I value my freedom more.

I am genuinly curious to know when the restrctions imposed by the muslim population curtailed your personal freedoms. I mean I don't live in Lithuania so how would I know.

So I interpret this law a symbolic call of attention to insecurities and problems that people are experiencing. Of course it would make no sense in a long run.

Those insecurites should be dealt with to be sure. But is this really an effective way of doing that? I would think it would just alienate muslims more and make them more prone to religious extremism.
 
Banning religious architecture, ridiculous. They're pillars for christ's sake! Now I'd agree to a law about speakers and projecting sound from them, but their physical presence? Just plain stupid.

Perhaps a simple solution is designing it to look like just any other building outside, and inside the architecture could transport you to a different world. You'd get to please the people who no longer have to look at it, and you'd get to have everything you'd want inside...

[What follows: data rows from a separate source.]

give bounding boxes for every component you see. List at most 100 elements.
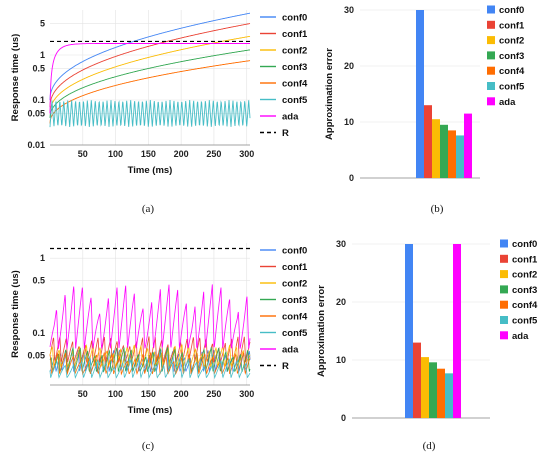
bar-ada	[453, 244, 461, 418]
bar-conf4	[448, 130, 456, 178]
bar-conf3	[429, 362, 437, 418]
y-tick-label: 0.1	[32, 95, 45, 105]
legend-label-conf3: conf3	[512, 285, 537, 296]
x-tick-label: 300	[239, 149, 254, 159]
y-axis-title: Approximation error	[316, 285, 327, 377]
legend-label-conf1: conf1	[499, 20, 525, 31]
series-line-conf0	[49, 349, 251, 374]
x-tick-label: 250	[206, 149, 221, 159]
legend-label-conf4: conf4	[282, 79, 308, 90]
y-tick-label: 0	[341, 413, 346, 423]
series-line-conf5	[49, 357, 251, 380]
bar-conf2	[432, 119, 440, 178]
caption-b: (b)	[431, 203, 444, 215]
legend-label-conf4: conf4	[512, 300, 538, 311]
legend-swatch-conf5	[500, 316, 508, 324]
bar-conf0	[416, 10, 424, 178]
series-line-conf0	[49, 12, 250, 101]
legend-swatch-conf4	[500, 300, 508, 309]
panel-a-line-chart: 50 100 150 200 250 300 0.01 0.05 0.1 0.5 1 5 Time (m…	[10, 10, 308, 176]
x-tick-label: 250	[206, 389, 221, 399]
y-tick-label: 0.05	[27, 109, 45, 119]
y-tick-label: 20	[336, 297, 346, 307]
y-tick-label: 0.01	[27, 140, 45, 150]
legend-label-conf0: conf0	[282, 246, 307, 257]
panel-b-bar-chart: 0 10 20 30 Approximation error conf0 conf1 conf…	[324, 5, 525, 183]
legend-label-conf1: conf1	[282, 29, 308, 40]
series-line-conf3	[49, 347, 251, 373]
legend-label-conf2: conf2	[512, 270, 537, 281]
legend-swatch-conf1	[500, 254, 508, 263]
x-tick-label: 200	[174, 389, 189, 399]
legend-label-conf1: conf1	[282, 262, 308, 273]
series-line-conf2	[49, 35, 251, 114]
legend-label-conf5: conf5	[282, 328, 308, 339]
legend-label-ada: ada	[512, 331, 529, 342]
y-tick-label: 0.1	[32, 328, 45, 338]
panel-c-line-chart: 50 100 150 200 250 300 0.05 0.1 0.5 1 Time (ms) Res…	[10, 243, 308, 416]
panel-d-bar-chart: 0 10 20 30 Approximation error conf0 conf1 conf…	[316, 239, 538, 423]
y-tick-label: 1	[40, 50, 45, 60]
legend-label-ada: ada	[499, 97, 516, 108]
x-tick-label: 100	[108, 149, 123, 159]
x-axis-title: Time (ms)	[128, 405, 173, 416]
legend-swatch-conf4	[487, 66, 495, 75]
caption-a: (a)	[142, 203, 155, 215]
y-tick-label: 0.5	[32, 64, 45, 74]
legend-swatch-conf2	[500, 270, 508, 279]
y-tick-label: 5	[40, 19, 45, 29]
legend-swatch-conf1	[487, 20, 495, 29]
series-line-conf1	[49, 23, 251, 108]
bar-conf1	[424, 105, 432, 178]
bar-conf0	[405, 244, 413, 418]
caption-c: (c)	[142, 440, 155, 452]
legend-label-conf5: conf5	[282, 95, 308, 106]
y-tick-label: 0	[349, 173, 354, 183]
series-line-conf4	[49, 60, 251, 124]
legend-swatch-conf3	[500, 285, 508, 294]
bar-conf1	[413, 342, 421, 418]
legend-label-conf4: conf4	[282, 312, 308, 323]
y-axis-title: Approximation error	[324, 48, 335, 140]
legend-label-conf0: conf0	[499, 5, 524, 16]
y-axis-title: Response time (us)	[10, 34, 21, 122]
bar-conf5	[456, 135, 464, 178]
legend-swatch-ada	[500, 331, 508, 340]
legend-label-conf3: conf3	[282, 62, 307, 73]
caption-d: (d)	[423, 440, 436, 452]
y-tick-label: 30	[344, 5, 354, 15]
legend-swatch-conf5	[487, 82, 495, 90]
legend-label-conf5: conf5	[499, 82, 525, 93]
series-line-conf3	[49, 49, 250, 118]
y-tick-label: 20	[344, 61, 354, 71]
legend-swatch-conf0	[487, 5, 495, 14]
y-axis-title: Response time (us)	[10, 270, 21, 358]
x-axis-title: Time (ms)	[128, 165, 173, 176]
bar-ada	[464, 113, 472, 178]
bar-conf3	[440, 124, 448, 178]
legend-label-conf0: conf0	[512, 239, 537, 250]
legend-label-conf3: conf3	[499, 51, 524, 62]
series-line-ada	[49, 43, 250, 114]
legend-label-conf2: conf2	[282, 46, 307, 57]
legend-label-conf1: conf1	[512, 254, 538, 265]
y-tick-label: 10	[344, 117, 354, 127]
x-tick-label: 150	[141, 149, 156, 159]
legend-label-ada: ada	[282, 112, 299, 123]
legend-label-ada: ada	[282, 345, 299, 356]
x-tick-label: 300	[239, 389, 254, 399]
bar-conf4	[437, 368, 445, 418]
legend-label-R: R	[282, 361, 289, 372]
legend-swatch-ada	[487, 97, 495, 106]
bar-conf2	[421, 357, 429, 418]
y-tick-label: 0.5	[32, 276, 45, 286]
x-tick-label: 100	[108, 389, 123, 399]
legend-swatch-conf3	[487, 51, 495, 60]
x-tick-label: 50	[78, 149, 88, 159]
y-tick-label: 0.05	[27, 350, 45, 360]
x-tick-label: 50	[78, 389, 88, 399]
legend-swatch-conf0	[500, 239, 508, 248]
legend-label-conf2: conf2	[282, 279, 307, 290]
legend-label-conf2: conf2	[499, 36, 524, 47]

Designed with properly sound proof walls and not even your neighbours would know.

Atara, your nation is famed for being conservative, where do you get the liberal side of it?
 
Muslim situation in Europe is quite different from US. They migrate here in large numbers from Turkey, Africa and the Middle East. And a lot of them do not even try to integrate into the society.
Well yes, this make some sense, and you're right, where this does happens here in Texas, it is not met with overwhelming appreciation.
 
Is anybody overthere planning on challenging the law?

:m056:
There is a left party that considers going to the European court of human rights in Strassburg to lodge a complaint. Switzerland has a pact with the UN (UNO-Pakt II) and is legally bound to the European human rights convention, both of which are contradicted by the law in question. But there is no way of knowing what the outcome of that would be.
Some of us are also considering starting an initiative (Volksinitiative) meaning that if we get 100'000 signatures of Swiss people in less than 18 months, we can revote or vote on a slightly different law in two or three years.
To me, neither of the options above seem completely satisfactory.